Je souhaite cependant, monsieur le secrétaire d'Etat - et je reviendrai à la charge le moment venu, croyez-moi - que la situation des différentes catégories professionnelles dont j'ai parlé soit prise en compte. Sinon, nous irons vers une exclusion des fonctions électives non pas de ceux qui ont le moins de revenus, mais de ceux qui disposent de revenus moyens ou supérieurs, lesquels, risquant justement une baisse de leur pouvoir d'achat du fait de leur situation a priori plus favorable, renonceront à présenter leur candidature.
De manière générale, on me dit toujours, et sur toutes les travées, que le moment n'est pas bien choisi pour parler des indemnités ou du cumul des indemnités des élus, tant l'on craint les réactions de l'opinion publique.
Il est vrai qu'aussitôt nos concitoyens imaginent que les élus « s'en mettent plein les poches » et profitent de la situation. Mais ceux qui font cette critique n'ont, le plus souvent, jamais exercé de fonctions électives et jamais mesuré le poids de la responsabilité qui pèse sur nos épaules.
Je termine sur une réflexion personnelle, que je sais partagée, en privé, mais que personne n'ose exprimer en public.
Nous avons voté un texte sur le cumul des mandats et le cumul des fonctions, reconnaissant donc à un élu le droit de cumuler au minimum une fonction et un mandat, voire deux fonctions. Il est vrai que certaines divergences de vues opposaient le Gouvernement, l'Assemblée nationale et le Sénat concernant le texte sur le cumul des mandats. Mais à l'exception de la question de savoir où nous devions placer le curseur, il y avait un accord général en faveur d'une limitation du cumul.

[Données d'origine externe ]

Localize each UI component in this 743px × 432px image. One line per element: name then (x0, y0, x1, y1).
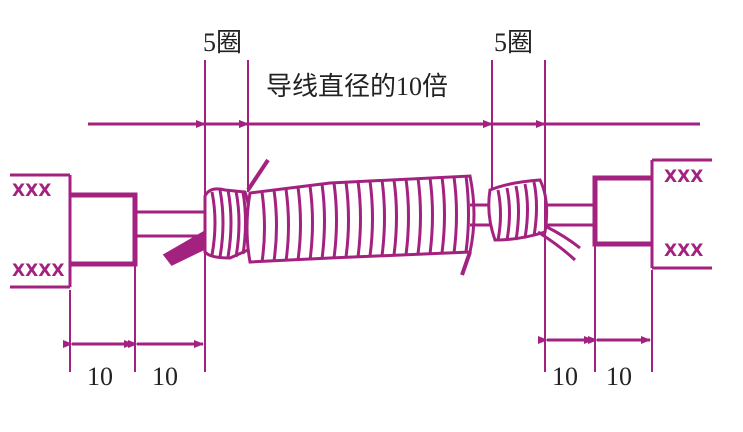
label-ten-times-diameter: 导线直径的10倍 (266, 72, 449, 101)
strand-marks-top-right: XXX (664, 167, 703, 187)
dim-label-left-outer: 10 (87, 362, 113, 391)
main-wrapping (245, 174, 476, 276)
bottom-dimension-arrows (63, 336, 651, 348)
dim-label-right-outer: 10 (606, 362, 632, 391)
left-insulation (70, 192, 138, 267)
strand-marks-top-left: XXX (12, 181, 51, 201)
left-bare-wire (135, 210, 205, 238)
dim-label-left-inner: 10 (152, 362, 178, 391)
left-conductor: XXX XXXX (10, 173, 72, 289)
right-coil (487, 178, 581, 262)
dim-label-right-inner: 10 (552, 362, 578, 391)
strand-marks-bottom-left: XXXX (12, 261, 64, 281)
label-five-turns-right: 5圈 (494, 28, 534, 57)
right-conductor: XXX XXX (650, 158, 712, 270)
right-insulation (592, 175, 652, 247)
strand-marks-bottom-right: XXX (664, 241, 703, 261)
label-five-turns-left: 5圈 (203, 28, 243, 57)
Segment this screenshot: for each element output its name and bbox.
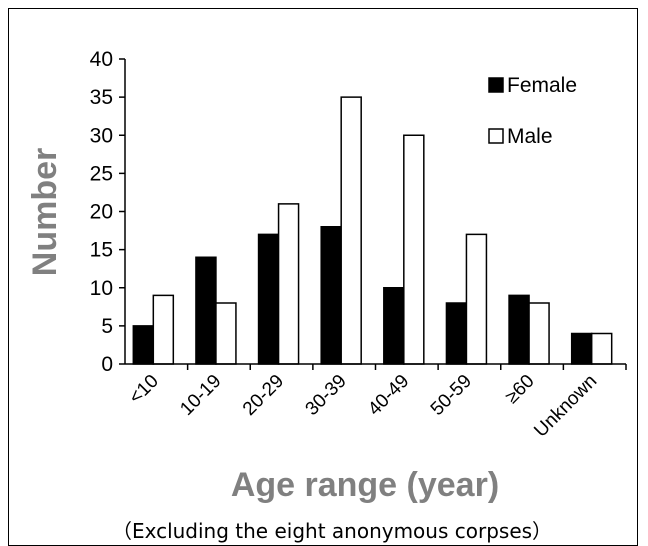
x-tick-label: 20-29: [239, 371, 288, 420]
y-tick-label: 40: [90, 48, 113, 71]
x-tick-label: 50-59: [427, 371, 476, 420]
bar-female-2: [257, 233, 280, 365]
bar-male-5: [465, 233, 488, 365]
legend-label-female: Female: [507, 74, 577, 97]
y-tick-label: 30: [90, 124, 113, 147]
bar-female-4: [383, 287, 405, 365]
x-tick-label: Unknown: [530, 371, 601, 442]
legend-swatch-male: [488, 128, 504, 144]
bar-female-0: [132, 325, 155, 365]
y-tick-label: 25: [90, 162, 113, 185]
y-tick-label: 15: [90, 239, 113, 262]
x-tick-label: ≥60: [501, 371, 538, 408]
bar-male-4: [403, 134, 425, 365]
y-tick-label: 0: [101, 353, 113, 376]
bar-female-7: [570, 332, 593, 365]
bar-male-1: [215, 302, 237, 365]
bar-male-3: [340, 96, 362, 365]
x-tick-label: 40-49: [364, 371, 413, 420]
legend-swatch-female: [488, 77, 504, 93]
y-tick-label: 5: [101, 315, 113, 338]
bar-female-1: [195, 256, 217, 365]
x-axis-title: Age range (year): [231, 466, 499, 504]
bar-male-2: [277, 203, 300, 365]
bar-female-5: [445, 302, 468, 365]
y-axis-title: Number: [26, 148, 64, 276]
bars: [132, 96, 613, 365]
x-tick-label: 30-39: [302, 371, 351, 420]
x-tick-label: <10: [125, 371, 163, 409]
y-tick-label: 35: [90, 86, 113, 109]
bar-male-6: [528, 302, 550, 365]
legend-label-male: Male: [507, 125, 553, 148]
y-axis-ticks: 0 5 10 15 20 25 30 35 40: [90, 48, 125, 376]
y-tick-label: 10: [90, 277, 113, 300]
chart-annotation: （Excluding the eight anonymous corpses）: [112, 519, 552, 543]
legend: Female Male: [488, 74, 577, 148]
x-tick-label: 10-19: [176, 371, 225, 420]
bar-male-7: [590, 332, 613, 365]
bar-female-3: [320, 226, 342, 365]
bar-female-6: [508, 294, 530, 365]
y-tick-label: 20: [90, 201, 113, 224]
bar-male-0: [152, 294, 175, 365]
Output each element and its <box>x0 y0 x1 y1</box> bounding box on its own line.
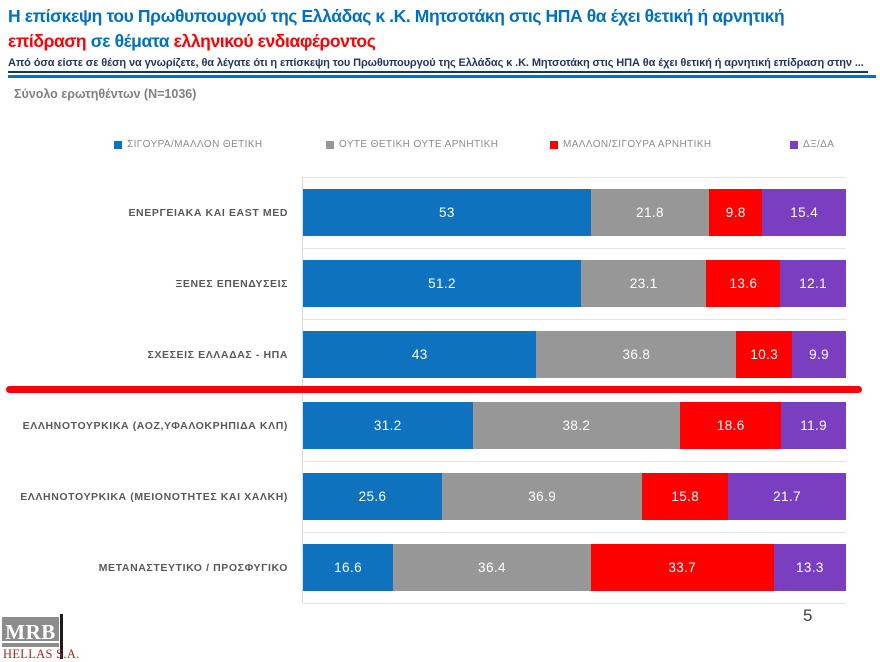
bar-row: 43 36.8 10.3 9.9 <box>303 331 846 378</box>
legend-item: ΜΑΛΛΟΝ/ΣΙΓΟΥΡΑ ΑΡΝΗΤΙΚΗ <box>550 139 712 150</box>
legend-item: ΔΞ/ΔΑ <box>790 139 834 150</box>
bar-segment: 21.7 <box>728 473 846 520</box>
category-label: ΣΧΕΣΕΙΣ ΕΛΛΑΔΑΣ - ΗΠΑ <box>147 348 288 361</box>
bar-segment: 38.2 <box>472 402 681 449</box>
title-line1: Η επίσκεψη του Πρωθυπουργού της Ελλάδας … <box>8 6 785 26</box>
legend-item: ΣΙΓΟΥΡΑ/ΜΑΛΛΟΝ ΘΕΤΙΚΗ <box>114 139 263 150</box>
gridline <box>303 319 846 320</box>
bar-segment: 13.6 <box>706 260 781 307</box>
legend-swatch-icon <box>326 140 334 149</box>
bar-segment: 13.3 <box>773 544 846 591</box>
stacked-bar-chart: 53 21.8 9.8 15.4 51.2 23.1 13.6 12.1 43 36.8 10.3 9… <box>302 177 847 604</box>
bar-segment: 33.7 <box>590 544 774 591</box>
legend-label: ΜΑΛΛΟΝ/ΣΙΓΟΥΡΑ ΑΡΝΗΤΙΚΗ <box>563 139 712 150</box>
category-label: ΕΛΛΗΝΟΤΟΥΡΚΙΚΑ (ΑΟΖ,ΥΦΑΛΟΚΡΗΠΙΔΑ ΚΛΠ) <box>22 419 288 432</box>
bar-segment: 53 <box>303 189 591 236</box>
bar-segment: 18.6 <box>680 402 782 449</box>
sample-size-note: Σύνολο ερωτηθέντων (N=1036) <box>14 87 197 101</box>
category-label: ΕΝΕΡΓΕΙΑΚΑ ΚΑΙ EAST MED <box>128 206 288 219</box>
bar-segment: 15.8 <box>642 473 729 520</box>
bar-segment: 15.4 <box>762 189 847 236</box>
mrb-logo-vertical-bar <box>60 614 63 659</box>
mrb-logo: MRB HELLAS S.A. <box>2 614 79 661</box>
bar-segment: 12.1 <box>780 260 846 307</box>
bar-row: 51.2 23.1 13.6 12.1 <box>303 260 846 307</box>
red-divider-line <box>6 386 862 393</box>
legend-swatch-icon <box>790 140 798 149</box>
category-label: ΞΕΝΕΣ ΕΠΕΝΔΥΣΕΙΣ <box>175 277 288 290</box>
bar-row: 25.6 36.9 15.8 21.7 <box>303 473 846 520</box>
bar-segment: 36.4 <box>393 544 591 591</box>
bar-segment: 9.8 <box>709 189 763 236</box>
bar-segment: 51.2 <box>303 260 582 307</box>
mrb-logo-subtext: HELLAS S.A. <box>3 647 80 661</box>
legend-swatch-icon <box>550 140 558 149</box>
gridline <box>303 248 846 249</box>
gridline <box>303 532 846 533</box>
blue-underline <box>8 75 876 78</box>
bar-segment: 11.9 <box>781 402 846 449</box>
bar-segment: 10.3 <box>736 331 793 378</box>
title-line2-red1: επίδραση <box>8 31 91 51</box>
gridline <box>303 603 846 604</box>
slide-title: Η επίσκεψη του Πρωθυπουργού της Ελλάδας … <box>8 4 785 54</box>
bar-segment: 43 <box>303 331 537 378</box>
legend-label: ΔΞ/ΔΑ <box>803 139 835 150</box>
category-label: ΜΕΤΑΝΑΣΤΕΥΤΙΚΟ / ΠΡΟΣΦΥΓΙΚΟ <box>98 561 288 574</box>
navy-underline <box>8 71 868 73</box>
gridline <box>303 461 846 462</box>
bar-segment: 21.8 <box>590 189 710 236</box>
bar-segment: 36.9 <box>442 473 643 520</box>
bar-segment: 9.9 <box>792 331 846 378</box>
bar-row: 16.6 36.4 33.7 13.3 <box>303 544 846 591</box>
title-line2-red2: ελληνικού ενδιαφέροντος <box>173 31 376 51</box>
category-label: ΕΛΛΗΝΟΤΟΥΡΚΙΚΑ (ΜΕΙΟΝΟΤΗΤΕΣ ΚΑΙ ΧΑΛΚΗ) <box>20 490 288 503</box>
bar-segment: 16.6 <box>303 544 394 591</box>
bar-segment: 31.2 <box>303 402 473 449</box>
survey-question-text: Από όσα είστε σε θέση να γνωρίζετε, θα λ… <box>8 57 864 69</box>
mrb-logo-box: MRB <box>2 617 59 647</box>
bar-segment: 25.6 <box>303 473 443 520</box>
bar-row: 53 21.8 9.8 15.4 <box>303 189 847 236</box>
bar-row: 31.2 38.2 18.6 11.9 <box>303 402 846 449</box>
bar-segment: 23.1 <box>581 260 707 307</box>
legend-item: ΟΥΤΕ ΘΕΤΙΚΗ ΟΥΤΕ ΑΡΝΗΤΙΚΗ <box>326 139 498 150</box>
legend-label: ΣΙΓΟΥΡΑ/ΜΑΛΛΟΝ ΘΕΤΙΚΗ <box>127 139 263 150</box>
bar-segment: 36.8 <box>536 331 737 378</box>
title-line2-blue: σε θέματα <box>90 31 174 51</box>
legend-label: ΟΥΤΕ ΘΕΤΙΚΗ ΟΥΤΕ ΑΡΝΗΤΙΚΗ <box>339 139 499 150</box>
gridline <box>303 177 846 178</box>
mrb-logo-text: MRB <box>5 619 56 644</box>
legend-swatch-icon <box>114 140 122 149</box>
page-number: 5 <box>803 606 813 625</box>
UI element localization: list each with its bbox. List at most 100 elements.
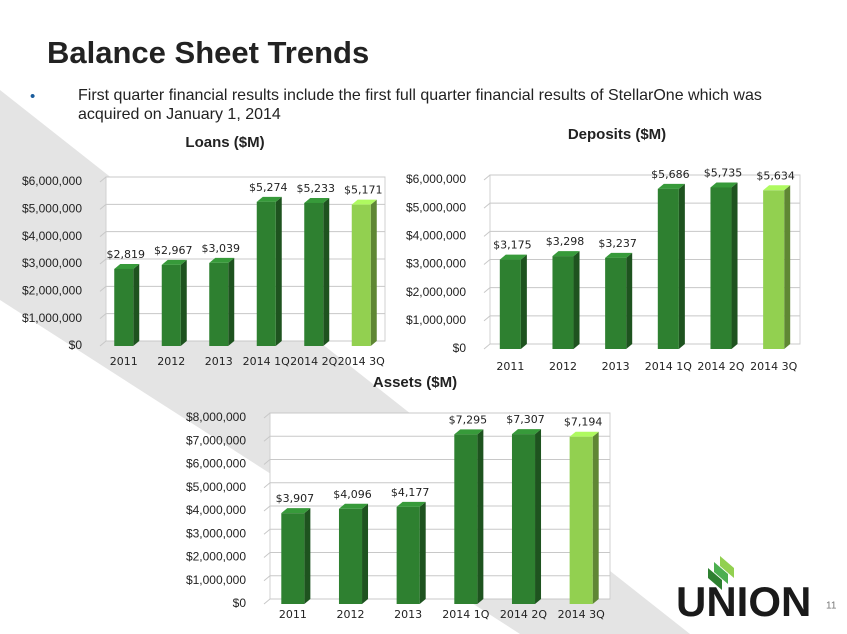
y-tick-label: $4,000,000 bbox=[186, 503, 246, 517]
x-tick-label: 2014 3Q bbox=[558, 608, 605, 621]
bar-top bbox=[161, 259, 187, 265]
y-tick-label: $0 bbox=[69, 338, 83, 352]
grid-line bbox=[263, 459, 610, 465]
y-tick-label: $1,000,000 bbox=[186, 573, 246, 587]
y-tick-label: $5,000,000 bbox=[406, 200, 466, 214]
bar-side bbox=[626, 252, 633, 349]
bar bbox=[351, 204, 371, 346]
bar-top bbox=[657, 183, 685, 189]
bar bbox=[338, 508, 363, 604]
logo-stripe bbox=[708, 568, 722, 590]
bar-top bbox=[511, 429, 542, 435]
bar-side bbox=[592, 431, 599, 604]
y-tick-label: $1,000,000 bbox=[22, 311, 82, 325]
bullet-box: First quarter financial results include … bbox=[78, 87, 762, 123]
grid-line bbox=[483, 230, 800, 237]
bar bbox=[396, 506, 420, 604]
bar-side bbox=[573, 251, 580, 349]
bar bbox=[511, 434, 536, 604]
bar-side bbox=[323, 197, 330, 346]
chart-title: Deposits ($M) bbox=[568, 126, 666, 143]
grid-line bbox=[263, 435, 610, 442]
value-label: $3,237 bbox=[598, 237, 637, 250]
x-tick-label: 2011 bbox=[279, 608, 307, 621]
bar-side bbox=[362, 503, 369, 604]
value-label: $5,735 bbox=[704, 166, 743, 179]
bar bbox=[304, 202, 324, 346]
y-tick-label: $2,000,000 bbox=[406, 285, 466, 299]
bar-top bbox=[454, 429, 484, 435]
bar-top bbox=[396, 501, 426, 507]
grid-line bbox=[263, 505, 610, 512]
chart-title: Assets ($M) bbox=[373, 374, 457, 391]
bar-top bbox=[351, 199, 377, 205]
value-label: $4,177 bbox=[391, 486, 430, 499]
x-tick-label: 2012 bbox=[337, 608, 365, 621]
grid-line bbox=[99, 203, 385, 210]
bar-top bbox=[209, 257, 235, 263]
grid-line bbox=[263, 598, 610, 605]
value-label: $3,039 bbox=[202, 242, 241, 255]
bar bbox=[569, 436, 593, 604]
x-tick-label: 2014 1Q bbox=[243, 355, 290, 368]
y-tick-label: $0 bbox=[233, 596, 247, 610]
bar-top bbox=[114, 263, 140, 269]
y-tick-label: $5,000,000 bbox=[22, 202, 82, 216]
grid-line bbox=[263, 482, 610, 489]
y-tick-label: $3,000,000 bbox=[406, 257, 466, 271]
grid-line bbox=[263, 412, 610, 419]
x-tick-label: 2011 bbox=[110, 355, 138, 368]
logo: UNION bbox=[676, 556, 811, 625]
y-tick-label: $6,000,000 bbox=[186, 457, 246, 471]
bar-side bbox=[535, 429, 542, 604]
bar-top bbox=[605, 252, 633, 258]
x-tick-label: 2012 bbox=[549, 360, 577, 373]
bar-side bbox=[731, 182, 738, 349]
bar bbox=[763, 190, 785, 349]
x-tick-label: 2014 3Q bbox=[750, 360, 797, 373]
bar-top bbox=[763, 185, 791, 191]
x-tick-label: 2012 bbox=[157, 355, 185, 368]
y-tick-label: $6,000,000 bbox=[22, 174, 82, 188]
value-label: $4,096 bbox=[333, 488, 372, 501]
grid-line bbox=[483, 202, 800, 209]
y-tick-label: $4,000,000 bbox=[406, 229, 466, 243]
value-label: $2,819 bbox=[107, 248, 146, 261]
y-tick-label: $6,000,000 bbox=[406, 172, 466, 186]
logo-text: UNION bbox=[676, 578, 811, 625]
value-label: $5,274 bbox=[249, 181, 288, 194]
bar bbox=[657, 188, 679, 349]
bar-top bbox=[256, 196, 282, 202]
bar bbox=[161, 264, 181, 346]
x-tick-label: 2013 bbox=[602, 360, 630, 373]
value-label: $3,298 bbox=[546, 235, 585, 248]
x-tick-label: 2013 bbox=[394, 608, 422, 621]
grid-line bbox=[99, 313, 385, 320]
bar-side bbox=[228, 257, 235, 346]
bar-top bbox=[710, 182, 738, 188]
y-tick-label: $1,000,000 bbox=[406, 313, 466, 327]
value-label: $5,686 bbox=[651, 168, 690, 181]
x-tick-label: 2014 2Q bbox=[697, 360, 744, 373]
bar-side bbox=[304, 508, 311, 604]
y-tick-label: $2,000,000 bbox=[22, 284, 82, 298]
grid-line bbox=[99, 176, 385, 183]
value-label: $7,307 bbox=[506, 413, 545, 426]
grid-line bbox=[99, 285, 385, 292]
x-tick-label: 2014 3Q bbox=[338, 355, 385, 368]
bar bbox=[499, 259, 521, 349]
x-tick-label: 2014 2Q bbox=[500, 608, 547, 621]
bar bbox=[209, 262, 229, 346]
bar-side bbox=[419, 501, 426, 604]
bar bbox=[710, 187, 732, 349]
grid-line bbox=[263, 575, 610, 582]
bar-top bbox=[338, 503, 369, 509]
bar-side bbox=[520, 254, 527, 349]
y-tick-label: $5,000,000 bbox=[186, 480, 246, 494]
y-tick-label: $2,000,000 bbox=[186, 550, 246, 564]
grid-line bbox=[483, 315, 800, 322]
grid-line bbox=[263, 528, 610, 535]
value-label: $5,634 bbox=[756, 169, 795, 182]
chart-title: Loans ($M) bbox=[185, 134, 264, 151]
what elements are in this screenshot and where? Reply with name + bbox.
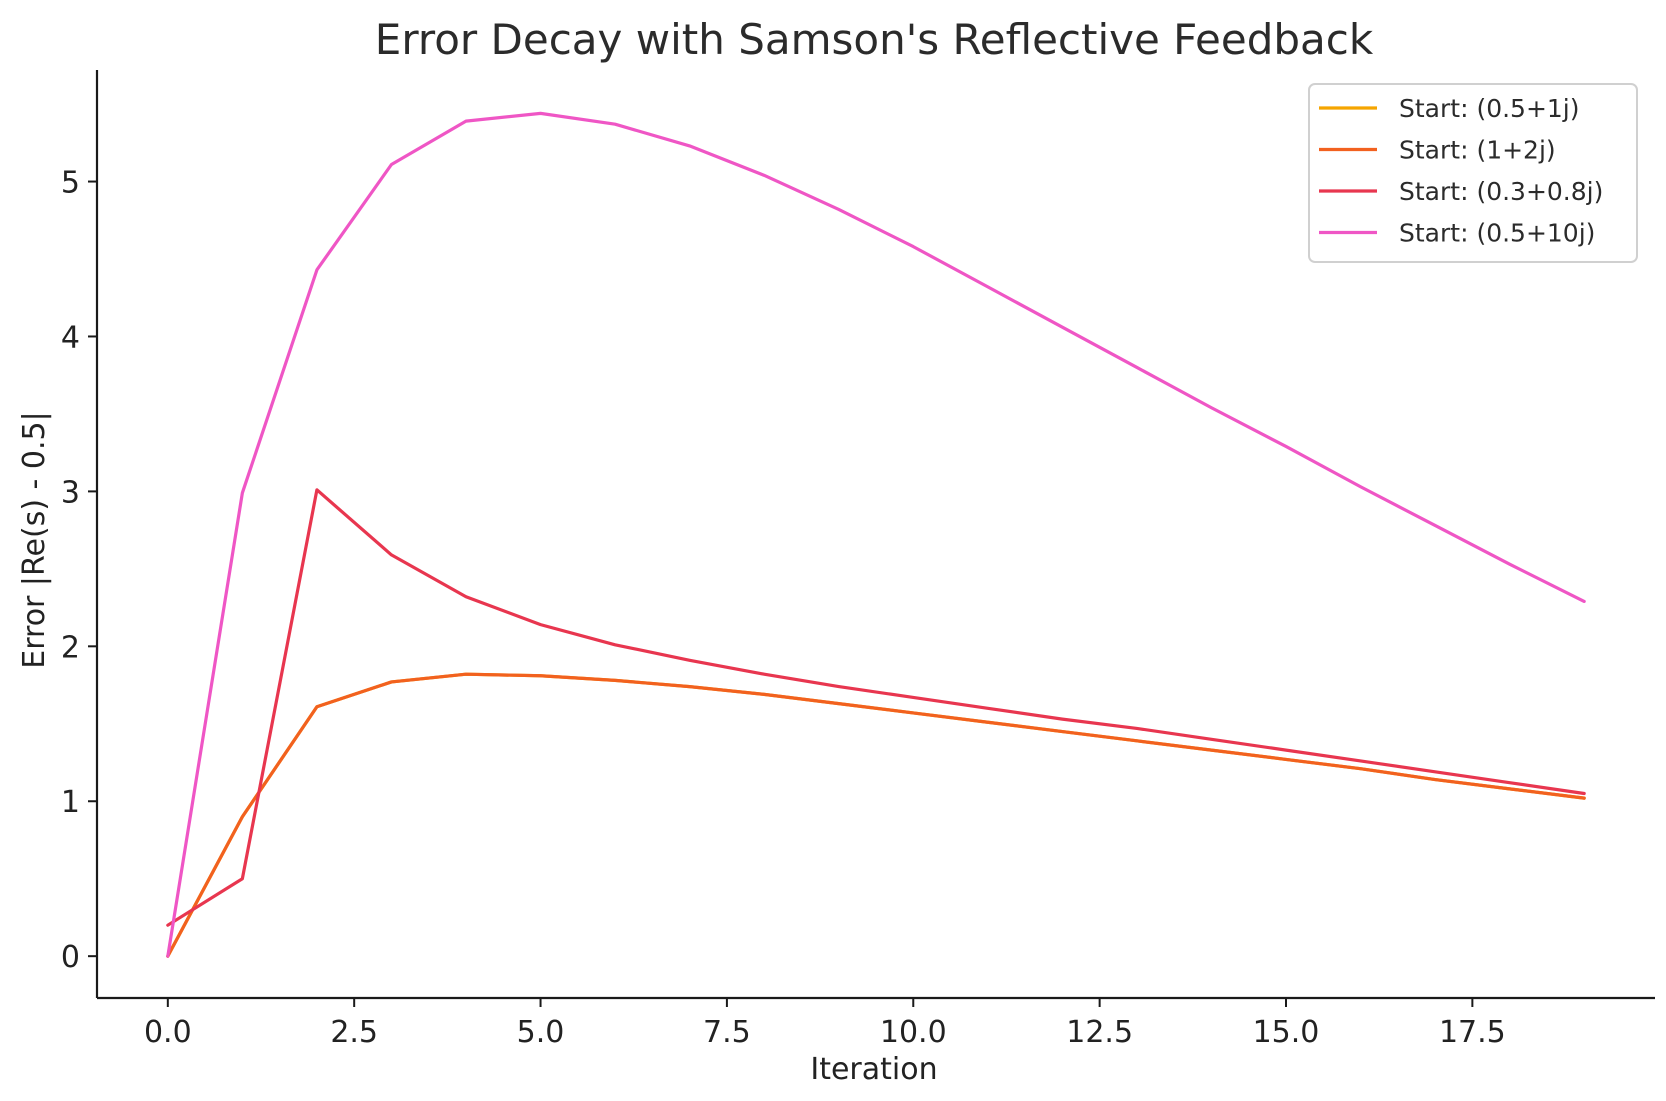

En dehors de cette question de curseur, à partir du moment où nous avons admis qu'un élu était capable de cumuler deux fonctions ou une fonction et un mandat, je ne vois pas pourquoi subsiste encore dans notre législation une disposition qui fixe le montant maximum des indemnités à une fois et demie l'indemnité parlementaire. Je considère, moi, que l'élu national, le maire, l'adjoint, le conseiller général ou le président d'un conseil général devraient pouvoir cumuler, si l'assemblée délibérante en a ainsi décidé - puisque c'est la loi qui nous donne la possibilité de minorer ou de majorer le montant maximum - l'indemnité de président de conseil général et l'indemnité de parlementaire ou l'indemnité de maire et l'indemnité de président du conseil général ou de conseiller général. D'autant que les indemnités sont fiscalisées.
Le parlementaire ou l'élu seraient ainsi traités comme n'importe quel citoyen au regard de la fiscalité. C'est un point sur lequel il faudrait avoir le courage de revenir. Toutefois, je ne me fais pas trop d'illusions, la plupart des parlementaires sont assez timorés sur ce sujet, non parce qu'ils s'en désintéressent, mais par peur des réactions de l'électorat.
Mes chers collègues, il faut savoir faire preuve d'un peu de pédagogie auprès de la population et nos concitoyens seront tout à fait prêts, selon moi, à accepter les mesures que nous prendrions.
M. le président. Personne ne demande plus la parole ?...
Je mets aux voix l'article 7, modifié.